The lack of foul language and explicit sex and explicit violence is a wonderful relief. Here the detective setting up her own agency is Precious Ramotswe. She’s not an ex-cop, just somebody who is very observant. While even the women cops in the American shows are tough as nails, Mma Ramotswe is just a genuinely nice person who wants to help. So her clients discuss their problems over a very civilized cup of tea. Precious does get a secretary, since this is a pilot for the series. The secretary, who never tires of telling us she got 97% on her typing final, is a bit of a prig and a nice counterpoint to Precious (although I worry for the physical well being of the always wonderful Anika Noni Rose; she has developed a funny, awkward walk for the character that may require physical therapy when the series ends). The pilot also establishes a male garage owner who can help Previous out, and a gay hairdresser who works next door. The latter may be a cliché, but at least the writers avoided the obvious: Precious is a large black woman, but they did not give her a skinny white sassy friend.

The tone is very different from American shows. Not only is Precious’s manner quieter than most American P.I.s, but the stories (the pilot involves three cases) are obviously told, very much in the tradition of both African griots (storytellers) and African cinema. We are looking at them from the outside, as opposed to being sucked into the story. Precious does perform the western function of bringing us into the stories, but the stories of the cases have that exaggeration typical of African storytelling. This may not work over the long run for American audiences, since it may make the stories seem unrealistic. In the pilot, the story of the straying husband became slapstick comedy while the missing child story was done in a more melodramatic way. That all may have been part of the planning for the pilot, to let the audiences know there will be several different kinds of stories and storytelling in the series.

~

The Librarian: The Curse of the Judas Chalice (2008. Screenplay by Marco Schnabel, based on characters created by David Titcher. 90 minutes): He’s back!

Readers may remember from US#14 that in December I watched the first two Librarian films on DVD. This one had just been broadcast but I had missed it. I thought after the first two I would give this a watch some afternoon I had free, so I did.

The first two films were very much outdoor adventure movies in the King Solomon’s Mines/Indiana Jones tradition, but this spends most of its time indoors. Flynn, our hero, has gone off to New Orleans on vacation after having a meltdown. He gets involved with a bunch of baddies who are looking for the Judas Chalice, since it will bring vampires back to life and they can rule the world, etc.
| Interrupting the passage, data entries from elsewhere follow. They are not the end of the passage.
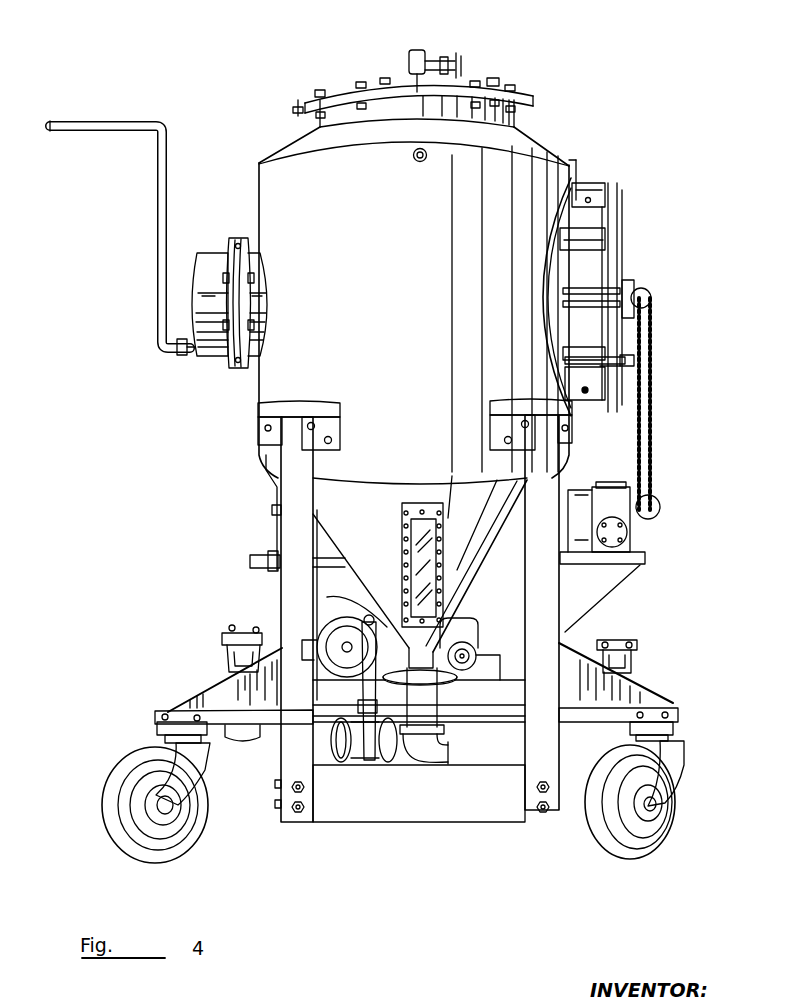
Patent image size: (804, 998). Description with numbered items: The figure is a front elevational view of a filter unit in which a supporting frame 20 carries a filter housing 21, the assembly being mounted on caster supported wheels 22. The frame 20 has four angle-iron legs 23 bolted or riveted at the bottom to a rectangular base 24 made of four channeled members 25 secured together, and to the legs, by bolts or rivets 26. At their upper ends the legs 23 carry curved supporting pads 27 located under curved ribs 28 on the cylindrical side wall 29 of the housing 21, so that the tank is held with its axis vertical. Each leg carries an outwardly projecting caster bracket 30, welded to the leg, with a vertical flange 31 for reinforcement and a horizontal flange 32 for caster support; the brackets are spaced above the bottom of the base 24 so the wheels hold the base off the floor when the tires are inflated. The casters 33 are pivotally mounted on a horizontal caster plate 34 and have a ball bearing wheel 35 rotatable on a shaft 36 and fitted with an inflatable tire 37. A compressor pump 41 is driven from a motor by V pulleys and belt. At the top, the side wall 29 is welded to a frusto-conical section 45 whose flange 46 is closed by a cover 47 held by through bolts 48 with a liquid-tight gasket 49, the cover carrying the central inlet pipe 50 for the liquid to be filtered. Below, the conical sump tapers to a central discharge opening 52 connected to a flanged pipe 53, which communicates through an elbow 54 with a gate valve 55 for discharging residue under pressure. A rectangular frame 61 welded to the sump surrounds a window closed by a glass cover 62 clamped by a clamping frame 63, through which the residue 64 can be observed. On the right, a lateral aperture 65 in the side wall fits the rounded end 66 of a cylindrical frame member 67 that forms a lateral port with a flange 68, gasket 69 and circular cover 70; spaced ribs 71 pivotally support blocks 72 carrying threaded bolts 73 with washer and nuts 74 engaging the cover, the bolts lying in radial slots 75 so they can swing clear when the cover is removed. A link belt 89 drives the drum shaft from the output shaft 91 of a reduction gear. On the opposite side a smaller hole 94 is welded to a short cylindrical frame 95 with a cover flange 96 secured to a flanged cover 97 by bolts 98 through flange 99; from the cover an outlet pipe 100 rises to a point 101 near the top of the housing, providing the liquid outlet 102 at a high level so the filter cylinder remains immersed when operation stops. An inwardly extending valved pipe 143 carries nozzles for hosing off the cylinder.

The supporting frame 20 is at (550, 610).
The filter housing 21 is at (547, 276).
The caster supported wheels 22 is at (664, 756).
The legs 23 is at (281, 586).
The rectangular base 24 is at (393, 810).
The channeled members 25 is at (347, 812).
The bolts or rivets 26 is at (293, 814).
The supporting pads 27 is at (341, 430).
The curved ribs 28 is at (300, 404).
The cylindrical side wall 29 is at (580, 180).
The caster bracket 30 is at (225, 685).
The vertical flange 31 is at (225, 694).
The horizontal flange 32 is at (268, 725).
The casters 33 is at (204, 757).
The horizontal caster plate 34 is at (158, 728).
The ball bearing wheel 35 is at (186, 834).
The shaft 36 is at (180, 810).
The inflatable tire 37 is at (101, 788).
The compressor pump 41 is at (320, 632).
The frusto-conical section 45 is at (536, 144).
The flange 46 is at (496, 80).
The cover 47 is at (380, 84).
The through bolts 48 is at (319, 90).
The liquid-tight gasket 49 is at (300, 106).
The inlet pipe 50 is at (422, 56).
The central discharge opening 52 is at (400, 633).
The flanged pipe 53 is at (462, 640).
The elbow 54 is at (432, 760).
The gate valve 55 is at (380, 751).
The rectangular frame 61 is at (410, 506).
The glass cover 62 is at (438, 532).
The clamping frame 63 is at (403, 549).
The residue 64 is at (440, 598).
The lateral aperture 65 is at (546, 316).
The rounded end 66 is at (548, 338).
The cylindrical frame member 67 is at (548, 292).
The flange 68 is at (610, 220).
The gasket 69 is at (604, 236).
The circular cover 70 is at (620, 206).
The spaced ribs 71 is at (572, 308).
The blocks 72 is at (628, 356).
The threaded bolts 73 is at (612, 370).
The washer and nuts 74 is at (635, 361).
The radial slots 75 is at (645, 290).
The link belt 89 is at (653, 446).
The output shaft 91 is at (660, 510).
The smaller hole 94 is at (266, 302).
The short cylindrical frame 95 is at (262, 263).
The cover flange 96 is at (238, 238).
The flanged cover 97 is at (205, 254).
The bolts 98 is at (254, 328).
The flange 99 is at (220, 357).
The outlet pipe 100 is at (158, 258).
The point 101 is at (160, 122).
The liquid outlet 102 is at (120, 134).
The valved pipe 143 is at (416, 162).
His female partner this time is Simone Renoir, a French singer. She is, at least for a while, a more conventional romantic foil for Flynn, which makes her a little less interesting than the women in the first two. In one way I am glad I did not get to see this one until now, since Simone is played by Stana Katic from Castle, and it is nice to see her doing something different. She does no eye-rolling here, but a little lower-lip biting, which becomes weird when we find out she is…a vampire.

Noah Wyle is more at home in the romantic adventure genre that he was in the first two, but Flynn is still something of a klutz, although the filmmakers cannot seem to settle on how much of a klutz. In the opening sequence he is neatly dressed in a tuxedo, then sneezes when he drinks some not-quite-real champagne. Fine, but then he immediately turns out to be an excellent swordsman in a duel with one of the baddies. In a museum. With a lot of people there for an auction. With guards. Who don’t try to stop the duel. Even when it threatens to destroy what we think is a valuable painting. The film barely recovers from the idiocies of that scene. It is not up to the first two.

Tom Stempel is the author of several books on film. His most recent is Understanding Screenwriting: Learning From Good, Not-Quite-So Good, and Bad Screenplays.